Rb. Rotterdam 22 maart 2023, ECLI:NL:RBROT:2023:2412 – LoD onvoldoene duidelijk van overtreder: “kan niet worden gevergd dat zij de constateringen in de inspectierapporten zelf in verband brengt met één of meer genoemde artikelen en vervolgens ook zelf bedenkt wat zij moet doen om de overtreding te herstellen”

Locatie 2 ([locatie 2])

5.3.
De last onder dwangsom luidt als volgt:

“U dient herhaling van overtreding van de bovengenoemde artikelen uit de Wet kinderopvang en het Besluit kwaliteit kinderopvang te voorkomen. (…) U dient de overtreding op grond van de Beleidsregels gemeentelijke taken uitvoering Wet kinderopvang 2021 binnen 2 maanden te beëindigen. Na afloop van de begunstigingstermijn geeft de gemeente de GGD opdracht om te controleren of u aan de last heeft voldaan.”

5.3.1.
Deze last voldoet niet aan de eisen van duidelijkheid en concreetheid. De last is gebaseerd op de artikelen 1.49, eerste en tweede lid, en 1.50, eerste en tweede lid, van de Wet kinderopvang. Daarin is onder meer bepaald dat een houder van een kindercentrum verantwoorde kinderopvang biedt (artikel 1.49) en de kinderopvang op zodanige wijze organiseert, het kindercentrum zowel kwalitatief, als kwantitatief zodanig van personeel en materieel voorziet, zorg draagt voor een zodanige verantwoordelijkheidstoedeling, en een zodanig pedagogisch beleid voert dat een en ander redelijkerwijs leidt tot verantwoorde kinderopvang (artikel 1.50). Het bieden van verantwoorde kinderopvang is uitgewerkt in artikel 11 van het Besluit kwaliteit kinderopvang. In artikel 12, eerste en tweede lid, van het Besluit kwaliteit kinderopvang staat dat elk kindercentrum beschikt over een pedagogisch beleidsplan, dat de houder er zorg voor draagt dat er conform het pedagogisch beleidsplan wordt gehandeld (eerste lid) en wat een pedagogisch beleidsplan ten minste moet bevatten (tweede lid), waaronder van de wijze waarop invulling wordt gegeven aan de aspecten van verantwoorde buitenschoolse opvang, bedoeld in artikel 11 van het Besluit kwaliteit kinderopvang.

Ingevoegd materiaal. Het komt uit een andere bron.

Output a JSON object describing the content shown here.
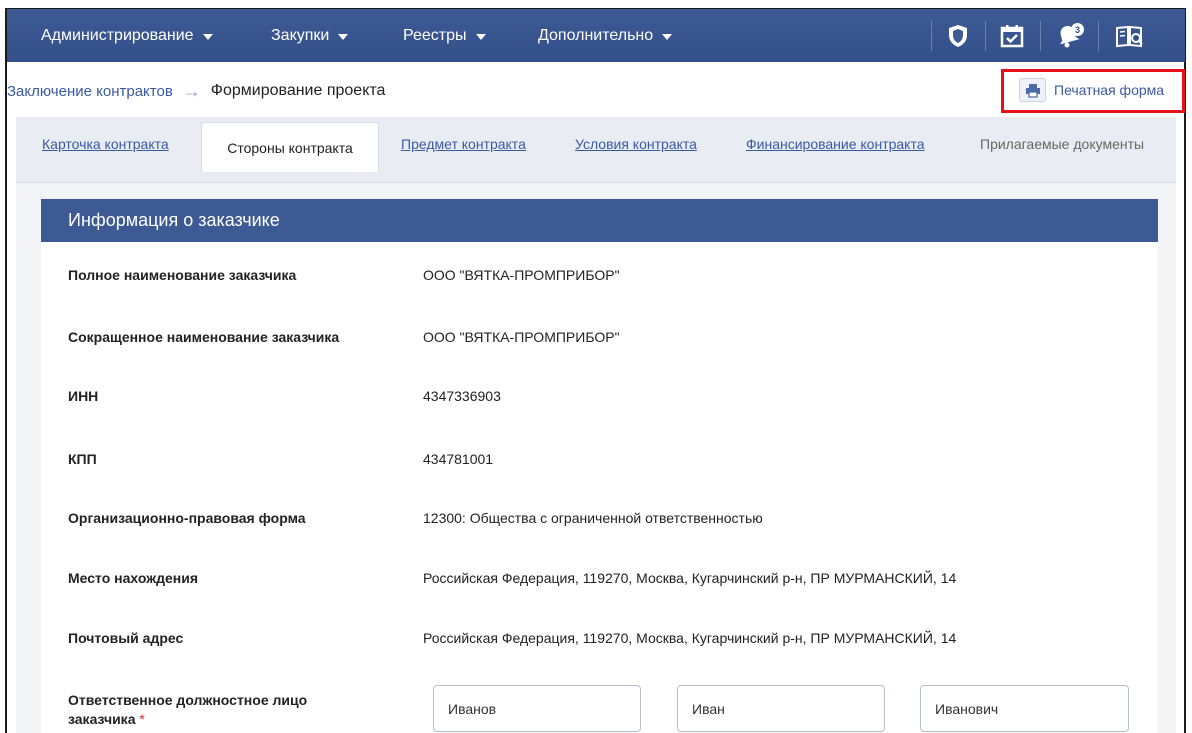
{
  "nav": {
    "items": [
      {
        "label": "Администрирование"
      },
      {
        "label": "Закупки"
      },
      {
        "label": "Реестры"
      },
      {
        "label": "Дополнительно"
      }
    ],
    "notification_count": "3"
  },
  "breadcrumb": {
    "parent": "Заключение контрактов",
    "current": "Формирование проекта"
  },
  "print_button": {
    "label": "Печатная форма"
  },
  "tabs": [
    {
      "label": "Карточка контракта"
    },
    {
      "label": "Стороны контракта"
    },
    {
      "label": "Предмет контракта"
    },
    {
      "label": "Условия контракта"
    },
    {
      "label": "Финансирование контракта"
    },
    {
      "label": "Прилагаемые документы"
    }
  ],
  "section": {
    "title": "Информация о заказчике",
    "rows": [
      {
        "label": "Полное наименование заказчика",
        "value": "ООО \"ВЯТКА-ПРОМПРИБОР\""
      },
      {
        "label": "Сокращенное наименование заказчика",
        "value": "ООО \"ВЯТКА-ПРОМПРИБОР\""
      },
      {
        "label": "ИНН",
        "value": "4347336903"
      },
      {
        "label": "КПП",
        "value": "434781001"
      },
      {
        "label": "Организационно-правовая форма",
        "value": "12300: Общества с ограниченной ответственностью"
      },
      {
        "label": "Место нахождения",
        "value": "Российская Федерация, 119270, Москва, Кугарчинский р-н, ПР МУРМАНСКИЙ, 14"
      },
      {
        "label": "Почтовый адрес",
        "value": "Российская Федерация, 119270, Москва, Кугарчинский р-н, ПР МУРМАНСКИЙ, 14"
      }
    ],
    "responsible": {
      "label_line1": "Ответственное должностное лицо",
      "label_line2": "заказчика",
      "required_mark": "*",
      "last_name": "Иванов",
      "first_name": "Иван",
      "middle_name": "Иванович"
    }
  }
}
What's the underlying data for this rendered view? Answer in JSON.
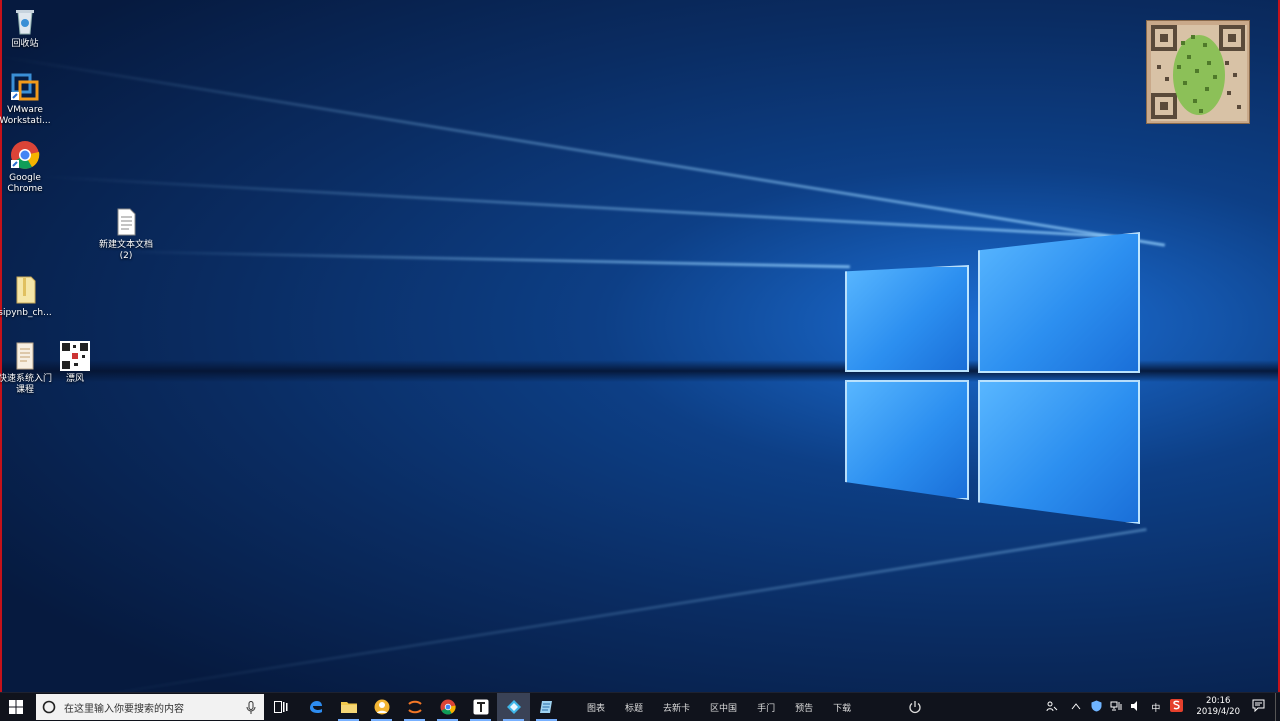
{
  "desktop": {
    "icons": [
      {
        "name": "recycle-bin",
        "label": "回收站"
      },
      {
        "name": "vmware",
        "label": "VMware Workstati..."
      },
      {
        "name": "chrome",
        "label": "Google Chrome"
      },
      {
        "name": "new-text-doc",
        "label": "新建文本文档 (2)"
      },
      {
        "name": "sipynb-folder",
        "label": "sipynb_ch..."
      },
      {
        "name": "quick-system",
        "label": "快速系统入门 课程"
      },
      {
        "name": "qr-file",
        "label": "漂风"
      }
    ]
  },
  "taskbar": {
    "search_placeholder": "在这里输入你要搜索的内容",
    "toolbar_items": [
      "图表",
      "标题",
      "去新卡",
      "区中国",
      "手门",
      "预告",
      "下载"
    ],
    "clock_time": "20:16",
    "clock_date": "2019/4/20",
    "ime_label": "中",
    "colors": {
      "accent": "#77b0ff",
      "taskbar_bg": "#10131c",
      "search_bg": "#f2f2f2"
    }
  }
}
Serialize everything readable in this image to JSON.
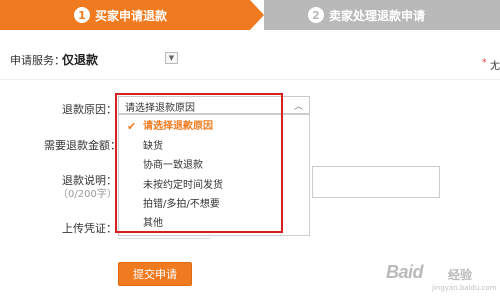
{
  "steps": [
    {
      "number": "1",
      "label": "买家申请退款",
      "active": true
    },
    {
      "number": "2",
      "label": "卖家处理退款申请",
      "active": false
    }
  ],
  "service": {
    "label": "申请服务：",
    "value": "仅退款",
    "toggle_icon": "chevron-down-icon"
  },
  "side_note": {
    "star": "*",
    "text": "尢"
  },
  "form": {
    "reason_label": "退款原因：",
    "amount_label": "需要退款金额：",
    "required_mark": "*",
    "desc_label": "退款说明：",
    "desc_count": "（0/200字）",
    "proof_label": "上传凭证："
  },
  "reason_select": {
    "value": "请选择退款原因",
    "caret_icon": "chevron-up-icon",
    "options": [
      {
        "label": "请选择退款原因",
        "selected": true
      },
      {
        "label": "缺货",
        "selected": false
      },
      {
        "label": "协商一致退款",
        "selected": false
      },
      {
        "label": "未按约定时间发货",
        "selected": false
      },
      {
        "label": "拍错/多拍/不想要",
        "selected": false
      },
      {
        "label": "其他",
        "selected": false
      }
    ]
  },
  "submit": {
    "label": "提交申请"
  },
  "watermark": {
    "brand": "Baid",
    "cn": "经验",
    "sub": "jingyan.baidu.com"
  },
  "colors": {
    "accent": "#f07a1f",
    "inactive_step": "#b9b9b9",
    "highlight": "#d92020",
    "required": "#e33333"
  }
}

Artikel 11 van het Besluit kwaliteit kinderopvang bestaat voor een belangrijk deel uit niet-concrete gedragsnormen. Een voorbeeld is artikel 11, onder a, inhoudend dat de houder ervoor moet zorgdragen dat op een sensitieve en responsieve manier met kinderen wordt omgegaan. Dit is geen concrete gedragsnorm. Er zijn immers diverse manieren waarop aan deze norm kan worden voldaan. De last verplicht eiseres om herhaling van de overtredingen te voorkomen. Welke onderdelen van genoemde artikelen eiseres heeft overtreden en wat zij concreet moet doen om die overtreding te herstellen, kan uit de last echter niet worden opgemaakt.

5.3.2.
Van eiseres kan, gelet op artikel 5:32a van de Awb en de vaste rechtspraak, niet worden gevergd dat zij de constateringen in de inspectierapporten zelf in verband brengt met één of meer genoemde artikelen en vervolgens ook zelf bedenkt wat zij moet doen om de overtreding te herstellen. Daarom is de last onvoldoende duidelijk en concreet.